After the roster wildness of 2021, we have returned to normal from a production standpoint. From 2014 through 2020 (the years for which I have compiled full data), teams averaged a returning production figure of 62.6%. It spiked to 76.4% last season, with so many extra players returning for their bonus year of eligibility; in 2022, that national average is … 62.6%.
It’s much, much lower for Nevada though. Conference mates Hawaii and Wyoming, too.

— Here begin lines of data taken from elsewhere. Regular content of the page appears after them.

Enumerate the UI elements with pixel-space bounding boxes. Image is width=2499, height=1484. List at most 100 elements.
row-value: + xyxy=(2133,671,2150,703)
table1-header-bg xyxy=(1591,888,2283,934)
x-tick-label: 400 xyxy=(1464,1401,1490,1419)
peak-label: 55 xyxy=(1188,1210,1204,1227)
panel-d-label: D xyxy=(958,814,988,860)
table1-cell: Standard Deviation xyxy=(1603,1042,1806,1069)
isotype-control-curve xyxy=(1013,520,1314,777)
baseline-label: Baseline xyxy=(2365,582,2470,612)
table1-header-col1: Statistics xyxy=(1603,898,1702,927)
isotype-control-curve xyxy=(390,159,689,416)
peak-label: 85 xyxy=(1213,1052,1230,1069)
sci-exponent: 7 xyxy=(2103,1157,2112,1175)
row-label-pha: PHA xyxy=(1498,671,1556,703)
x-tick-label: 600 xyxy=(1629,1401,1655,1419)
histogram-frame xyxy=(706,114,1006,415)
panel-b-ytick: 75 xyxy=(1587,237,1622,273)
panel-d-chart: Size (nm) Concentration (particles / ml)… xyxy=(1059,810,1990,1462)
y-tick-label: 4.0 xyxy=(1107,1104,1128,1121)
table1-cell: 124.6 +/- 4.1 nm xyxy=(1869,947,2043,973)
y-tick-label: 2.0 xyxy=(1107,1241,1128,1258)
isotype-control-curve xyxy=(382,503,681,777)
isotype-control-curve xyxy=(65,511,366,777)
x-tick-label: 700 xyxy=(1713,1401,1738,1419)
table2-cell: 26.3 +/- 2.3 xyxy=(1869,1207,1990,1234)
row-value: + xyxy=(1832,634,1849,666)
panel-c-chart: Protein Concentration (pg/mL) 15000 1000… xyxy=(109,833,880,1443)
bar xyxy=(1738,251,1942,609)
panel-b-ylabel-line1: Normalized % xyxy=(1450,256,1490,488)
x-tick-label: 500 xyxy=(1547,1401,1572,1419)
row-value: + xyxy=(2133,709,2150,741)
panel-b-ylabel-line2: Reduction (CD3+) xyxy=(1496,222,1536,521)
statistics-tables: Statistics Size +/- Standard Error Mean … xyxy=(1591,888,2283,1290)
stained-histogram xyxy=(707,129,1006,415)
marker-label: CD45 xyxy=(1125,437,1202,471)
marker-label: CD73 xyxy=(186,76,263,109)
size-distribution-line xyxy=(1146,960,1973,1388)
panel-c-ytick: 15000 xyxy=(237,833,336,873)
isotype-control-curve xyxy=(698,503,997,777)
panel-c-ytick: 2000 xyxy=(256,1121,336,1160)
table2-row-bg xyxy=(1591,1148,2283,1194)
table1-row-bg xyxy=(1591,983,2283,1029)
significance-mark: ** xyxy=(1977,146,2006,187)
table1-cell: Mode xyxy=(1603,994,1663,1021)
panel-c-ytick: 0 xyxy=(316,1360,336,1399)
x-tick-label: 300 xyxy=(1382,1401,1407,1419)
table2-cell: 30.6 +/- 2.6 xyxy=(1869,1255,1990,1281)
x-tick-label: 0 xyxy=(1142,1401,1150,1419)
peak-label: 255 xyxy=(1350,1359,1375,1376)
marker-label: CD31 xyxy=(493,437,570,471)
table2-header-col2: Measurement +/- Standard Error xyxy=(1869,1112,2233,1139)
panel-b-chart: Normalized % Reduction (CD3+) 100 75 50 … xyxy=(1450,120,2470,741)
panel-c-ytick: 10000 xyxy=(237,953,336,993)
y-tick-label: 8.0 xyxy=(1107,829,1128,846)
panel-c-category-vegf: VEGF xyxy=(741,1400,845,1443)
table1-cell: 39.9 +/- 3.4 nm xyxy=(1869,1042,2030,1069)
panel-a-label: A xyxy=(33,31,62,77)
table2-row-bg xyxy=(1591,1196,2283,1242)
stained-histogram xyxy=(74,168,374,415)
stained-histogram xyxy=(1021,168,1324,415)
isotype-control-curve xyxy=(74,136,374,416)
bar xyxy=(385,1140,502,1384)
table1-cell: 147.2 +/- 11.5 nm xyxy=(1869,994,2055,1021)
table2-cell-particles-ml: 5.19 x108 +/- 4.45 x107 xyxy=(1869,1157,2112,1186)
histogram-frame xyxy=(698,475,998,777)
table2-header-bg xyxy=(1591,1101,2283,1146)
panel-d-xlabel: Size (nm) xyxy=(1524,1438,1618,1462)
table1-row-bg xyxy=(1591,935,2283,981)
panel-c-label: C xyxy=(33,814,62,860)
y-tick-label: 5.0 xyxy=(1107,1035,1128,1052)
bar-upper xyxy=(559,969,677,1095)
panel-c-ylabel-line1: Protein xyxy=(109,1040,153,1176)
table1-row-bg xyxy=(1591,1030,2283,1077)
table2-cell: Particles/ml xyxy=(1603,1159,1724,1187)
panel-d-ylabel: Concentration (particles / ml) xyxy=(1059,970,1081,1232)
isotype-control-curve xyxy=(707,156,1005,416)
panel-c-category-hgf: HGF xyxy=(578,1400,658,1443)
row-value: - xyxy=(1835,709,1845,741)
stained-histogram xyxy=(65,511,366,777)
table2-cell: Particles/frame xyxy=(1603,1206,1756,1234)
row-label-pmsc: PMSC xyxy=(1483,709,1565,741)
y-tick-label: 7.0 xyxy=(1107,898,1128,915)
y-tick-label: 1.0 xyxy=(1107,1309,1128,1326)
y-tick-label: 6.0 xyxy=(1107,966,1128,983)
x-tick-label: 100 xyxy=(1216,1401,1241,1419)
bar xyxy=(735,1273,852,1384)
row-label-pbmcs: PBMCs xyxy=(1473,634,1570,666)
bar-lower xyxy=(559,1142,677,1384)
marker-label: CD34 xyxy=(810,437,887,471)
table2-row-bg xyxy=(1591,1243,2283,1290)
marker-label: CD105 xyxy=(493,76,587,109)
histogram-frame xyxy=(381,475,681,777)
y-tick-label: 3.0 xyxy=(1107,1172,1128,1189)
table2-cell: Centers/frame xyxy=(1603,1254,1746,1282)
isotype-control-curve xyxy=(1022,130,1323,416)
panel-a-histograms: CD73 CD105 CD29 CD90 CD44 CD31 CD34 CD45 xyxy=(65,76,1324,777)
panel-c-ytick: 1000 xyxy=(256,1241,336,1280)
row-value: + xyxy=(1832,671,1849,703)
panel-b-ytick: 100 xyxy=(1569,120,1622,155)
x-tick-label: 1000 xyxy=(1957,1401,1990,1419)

Here are the 10 lowest returning production percentages that I have recorded to date:
1. 2022 Nevada (22%)
2. 2015 Kansas (25%)
3. 2017 Air Force (27%)
4. 2022 Hawaii (27%)
5. 2020 Air Force (30%)
6. 2019 UAB (32%)
7. 2016 Ohio State (32%)
8. 2020 LSU (34%)
9. 2022 Wyoming (35%)
10. 2016 Cal (35%)
Ohio State remained excellent in 2016 despite the heavy turnover, and while UAB regressed in 2019, the Blazers still managed to reach the Conference USA championship for a second straight year. It’s possible to avoid total collapse when you fall this far on the returning production list. It’s not likely, though. On average, the seven non-2022 teams on the list above went from a 0.753 win percentage the previous year to a 0.481 and fell from an average SP+ ranking of 41.6 to 64.0. Nevada, Wyoming and Hawaii all achieved bowl eligibility in 2021 and averaged a 76.7 ranking between them; this year, they combine for an average ranking of 116.7 and an average win total of 4.3.